通过在Jupyterlab里面启动spark session之后,我们来看一下相关的进程父子关系。05920是Jupyterlab进程,我启动一个Python kernel,进程05964。然后启动spark session,这是一个Java进程,ID是06450。同时Spark java进程启动了一个Python守护进程,这个进程是处理PythonRDD数据的。因为我起的Spark是local模式,所以只有一个Spark进程和一个Python进程。如果是yarn模式,每一个executor都会启动一个Python进程,PythonRDD在Python守护进程里处理然后返回结果给Spark Task线程。

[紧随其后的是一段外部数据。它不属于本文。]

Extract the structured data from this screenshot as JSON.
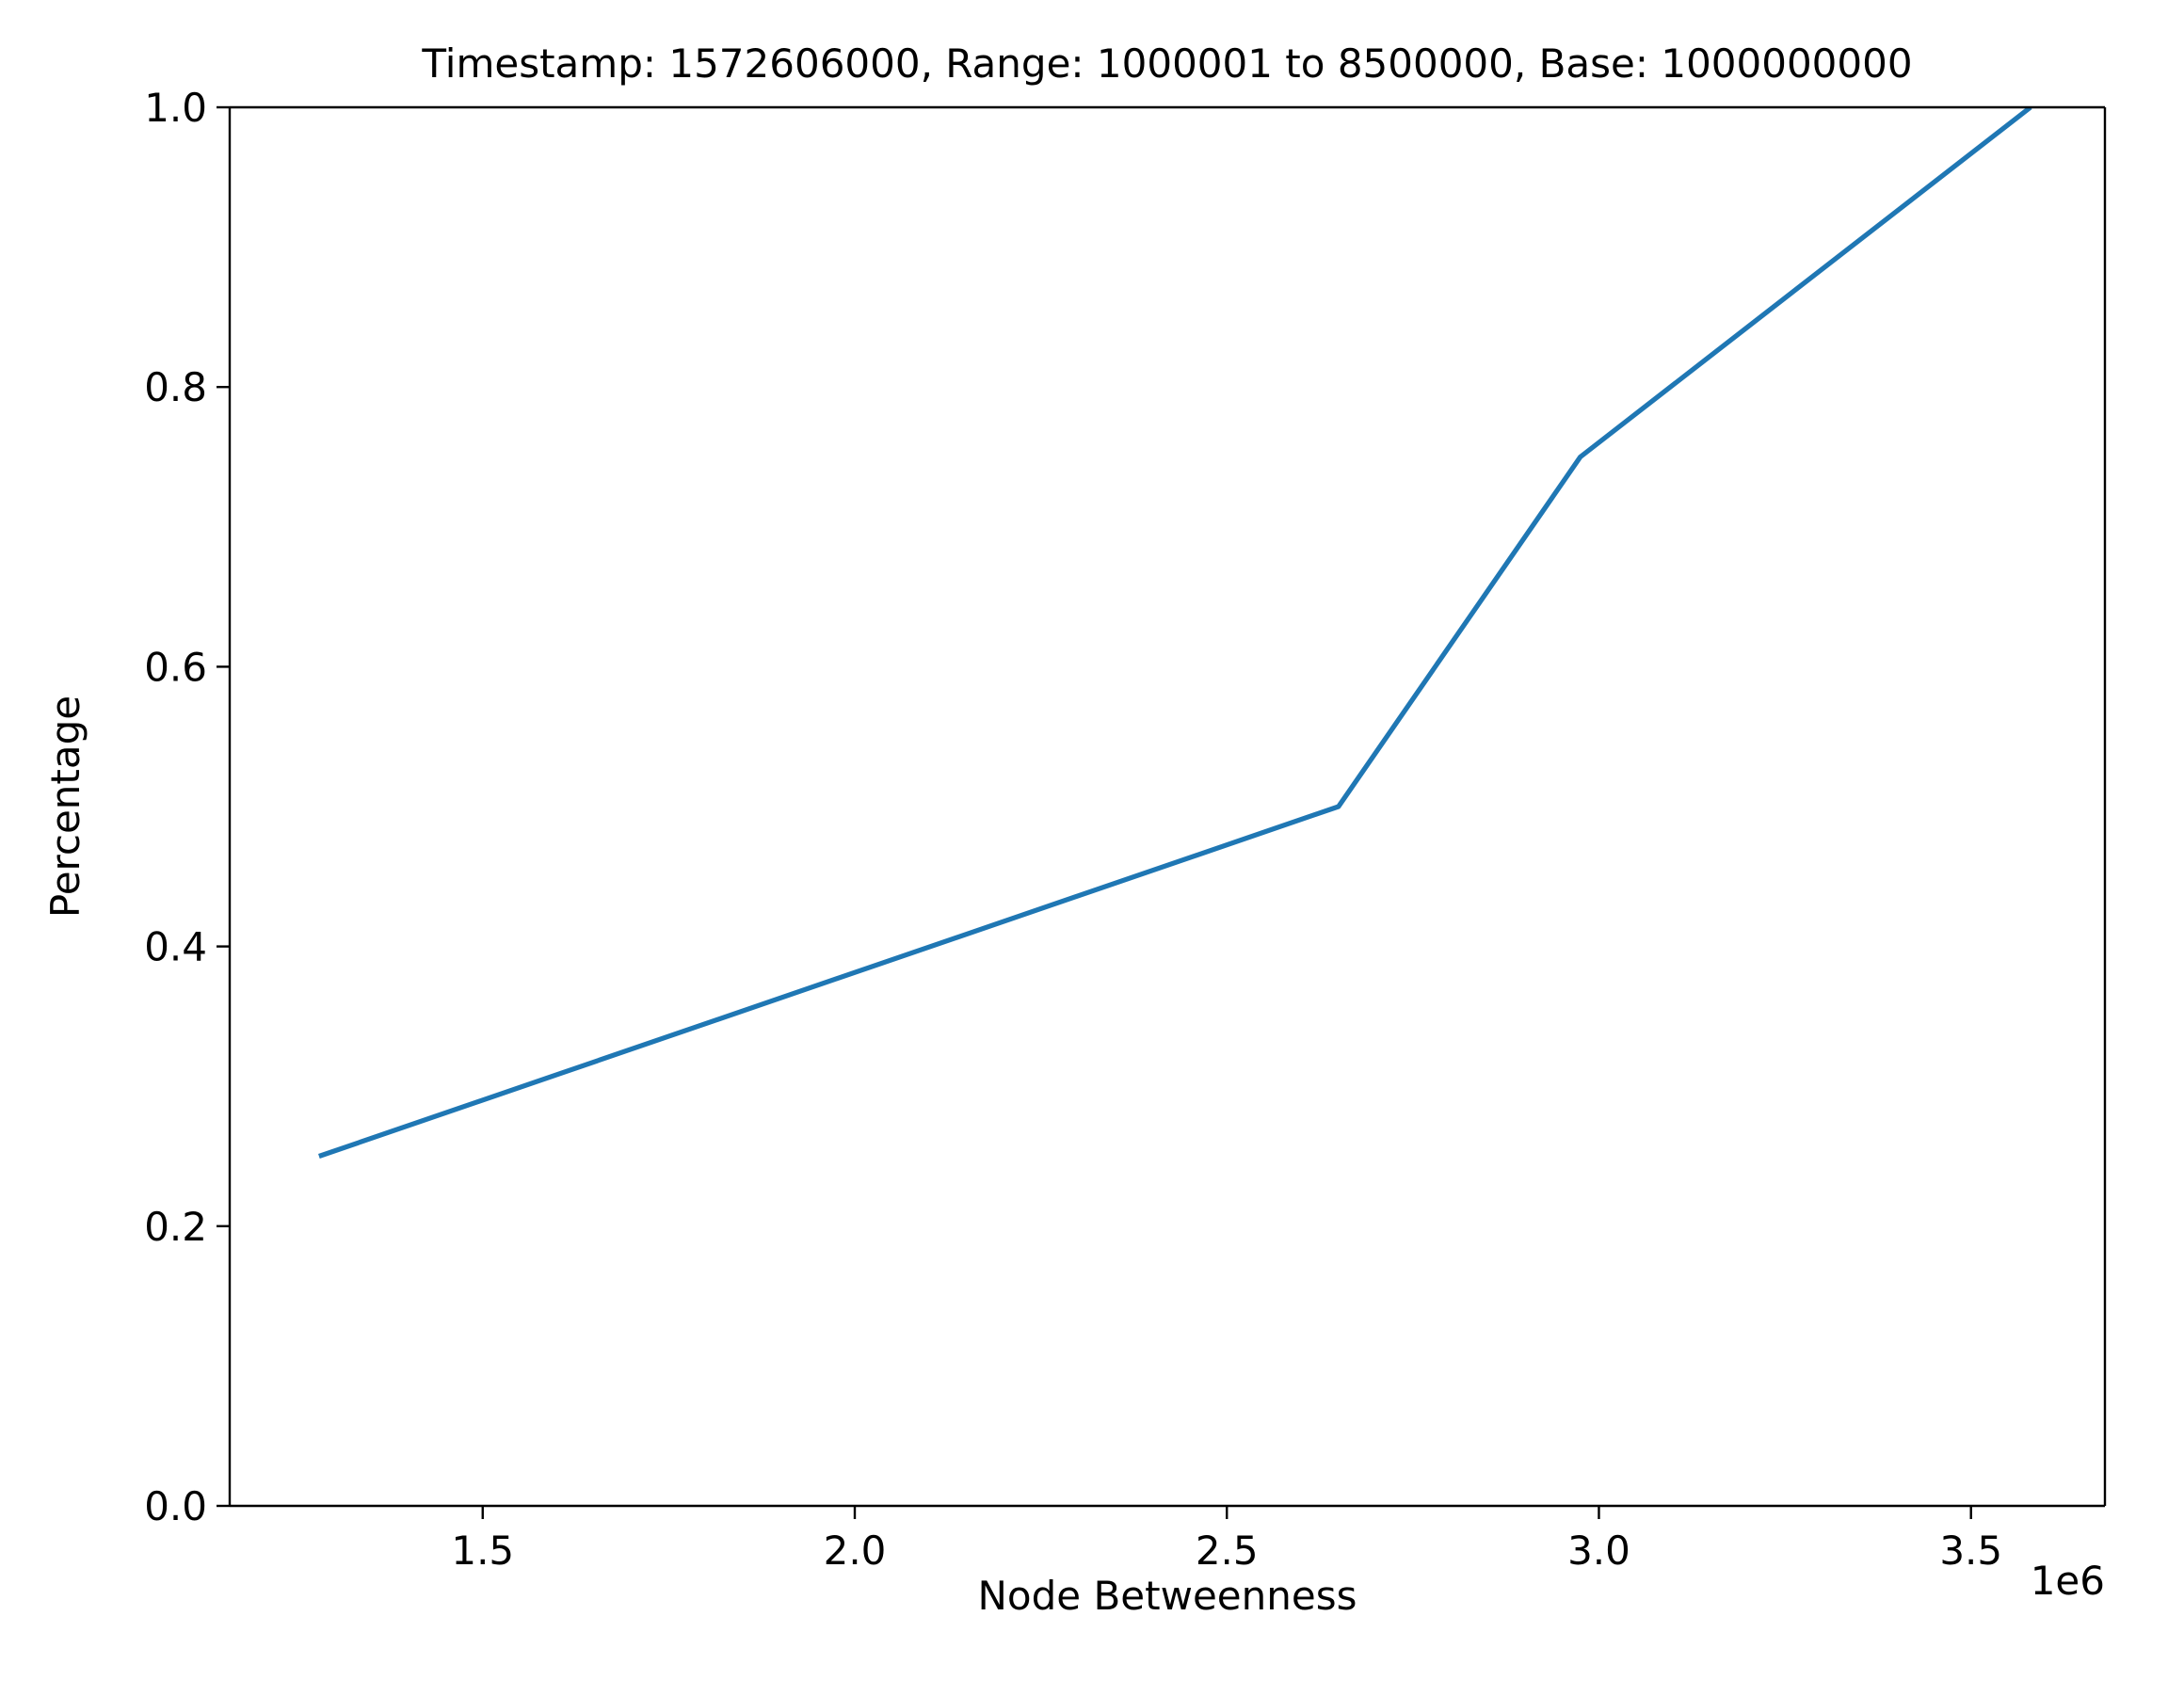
{
  "chart_data": {
    "type": "line",
    "title": "Timestamp: 1572606000, Range: 1000001 to 8500000, Base: 1000000000",
    "xlabel": "Node Betweenness",
    "ylabel": "Percentage",
    "x_offset_label": "1e6",
    "xlim": [
      1.16,
      3.68
    ],
    "ylim": [
      0.0,
      1.0
    ],
    "x_ticks": [
      1.5,
      2.0,
      2.5,
      3.0,
      3.5
    ],
    "x_tick_labels": [
      "1.5",
      "2.0",
      "2.5",
      "3.0",
      "3.5"
    ],
    "y_ticks": [
      0.0,
      0.2,
      0.4,
      0.6,
      0.8,
      1.0
    ],
    "y_tick_labels": [
      "0.0",
      "0.2",
      "0.4",
      "0.6",
      "0.8",
      "1.0"
    ],
    "grid": false,
    "series": [
      {
        "color": "#1f77b4",
        "x": [
          1.28,
          2.65,
          2.975,
          3.58
        ],
        "y": [
          0.25,
          0.5,
          0.75,
          1.0
        ]
      }
    ]
  }
}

 | |   \-+= 05920 haiqiangli /Users/haiqiangli/anaconda3/envs/ml/bin/python3.7 /Users/haiqiangli/anaconda3/envs/ml/bin/jupyter-lab
 | |     \-+= 05964 haiqiangli /Users/haiqiangli/anaconda3/envs/ml/bin/python -m ipykernel_launcher -f /Users/haiqiangli/Library/Jupyter/runtime/kernel-62a08e01-a4c7-4fe6-b92f-621e9967197e.json
 | |       \-+- 06450 haiqiangli /Users/haiqiangli/anaconda3/envs/ml/jre/bin/java -cp /Users/haiqiangli/anaconda3/envs/ml/lib/python3.7/site-packages/pyspark/conf:/Users/haiqiangli/anaconda3/envs/ml/lib/python3.7/site-packages/pyspark/jars/* -Xmx1g org.
 | |         \--= 06750 haiqiangli python -m pyspark.daemon

PythonRDD实现

我们从这段代码开始分析,先看df.rdd,代码在pyspark/sql/dataframe.py。

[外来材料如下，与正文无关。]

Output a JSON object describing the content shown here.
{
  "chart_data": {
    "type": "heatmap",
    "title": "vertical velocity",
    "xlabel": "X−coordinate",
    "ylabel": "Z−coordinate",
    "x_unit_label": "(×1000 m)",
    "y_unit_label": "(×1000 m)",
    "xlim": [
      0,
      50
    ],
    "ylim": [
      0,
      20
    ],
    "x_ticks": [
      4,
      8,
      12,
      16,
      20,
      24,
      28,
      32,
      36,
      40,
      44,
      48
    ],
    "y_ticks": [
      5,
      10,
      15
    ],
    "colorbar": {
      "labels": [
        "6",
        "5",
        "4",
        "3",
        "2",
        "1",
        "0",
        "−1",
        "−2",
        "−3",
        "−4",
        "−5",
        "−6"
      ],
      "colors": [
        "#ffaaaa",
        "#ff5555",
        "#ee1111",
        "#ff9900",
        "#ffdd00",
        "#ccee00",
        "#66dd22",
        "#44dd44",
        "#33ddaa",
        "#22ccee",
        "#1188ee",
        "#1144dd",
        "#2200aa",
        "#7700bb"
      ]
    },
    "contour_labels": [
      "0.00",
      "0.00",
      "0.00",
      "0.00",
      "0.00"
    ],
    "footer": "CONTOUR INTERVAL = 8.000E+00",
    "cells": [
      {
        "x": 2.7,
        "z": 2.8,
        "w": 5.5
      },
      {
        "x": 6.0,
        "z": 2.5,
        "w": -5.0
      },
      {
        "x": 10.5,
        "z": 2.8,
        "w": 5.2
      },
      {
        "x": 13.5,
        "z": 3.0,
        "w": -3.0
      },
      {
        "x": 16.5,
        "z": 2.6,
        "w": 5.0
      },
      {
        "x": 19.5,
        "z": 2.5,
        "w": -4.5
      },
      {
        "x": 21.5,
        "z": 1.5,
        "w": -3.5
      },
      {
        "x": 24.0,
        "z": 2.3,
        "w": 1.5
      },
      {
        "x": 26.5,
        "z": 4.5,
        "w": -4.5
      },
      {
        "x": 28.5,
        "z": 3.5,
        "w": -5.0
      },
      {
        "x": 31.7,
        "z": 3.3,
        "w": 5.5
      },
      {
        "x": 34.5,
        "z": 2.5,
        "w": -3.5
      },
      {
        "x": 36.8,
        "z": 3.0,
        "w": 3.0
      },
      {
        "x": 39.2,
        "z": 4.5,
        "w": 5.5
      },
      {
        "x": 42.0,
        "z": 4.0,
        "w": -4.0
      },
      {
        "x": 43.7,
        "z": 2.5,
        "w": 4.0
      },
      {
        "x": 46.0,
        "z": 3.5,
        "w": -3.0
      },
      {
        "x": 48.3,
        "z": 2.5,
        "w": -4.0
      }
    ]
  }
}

df.rdd.map(lambda r: test(r)).take(10)

jrdd是通过py4j调用Java代码将Spark driver内部当前这个dataframe转成Python rdd,类RDD是Python rdd的封装,我们看一下Python rdd的定义,代码在pyspark/rdd.py。

@property
@since(1.3)
def rdd(self):
    """Returns the content as an :class:`pyspark.RDD` of :class:`Row`.
    """
    if self._lazy_rdd is None:
        jrdd = self._jdf.javaToPython()
        self._lazy_rdd = RDD(jrdd, self.sql_ctx._sc, BatchedSerializer(PickleSerializer()))
    return self._lazy_rdd
class RDD(object):

    """
    A Resilient Distributed Dataset (RDD), the basic abstraction in Spark.
    Represents an immutable, partitioned collection of elements that can be
    operated on in parallel.
    """

    def __init__(self, jrdd, ctx, jrdd_deserializer=AutoBatchedSerializer(PickleSerializer())):
        self._jrdd = jrdd
        self.is_cached = False
        self.is_checkpointed = False
        self.ctx = ctx
        self._jrdd_deserializer = jrdd_deserializer
        self._id = jrdd.id()
        self.partitioner = None

    ...

现在来看一下rdd.map的实现,代码如下。map接口先定义一个闭包函数func(引用lambda r: test(r)),然后再调用mapPartitionsWithIndex。mapPartitionsWithIndex只返回了新的对象PipelinedRDD,也就是说map会返回一个新的RDD对象(PipelinedRDD),我们来看一下PipelinedRDD的定义,self.func就是map里面定义的闭包函数func,这个很重要,后面会再次用到。

def map(self, f, preservesPartitioning=False):
    def func(_, iterator):
        return map(fail_on_stopiteration(f), iterator)
    return self.mapPartitionsWithIndex(func, preservesPartitioning)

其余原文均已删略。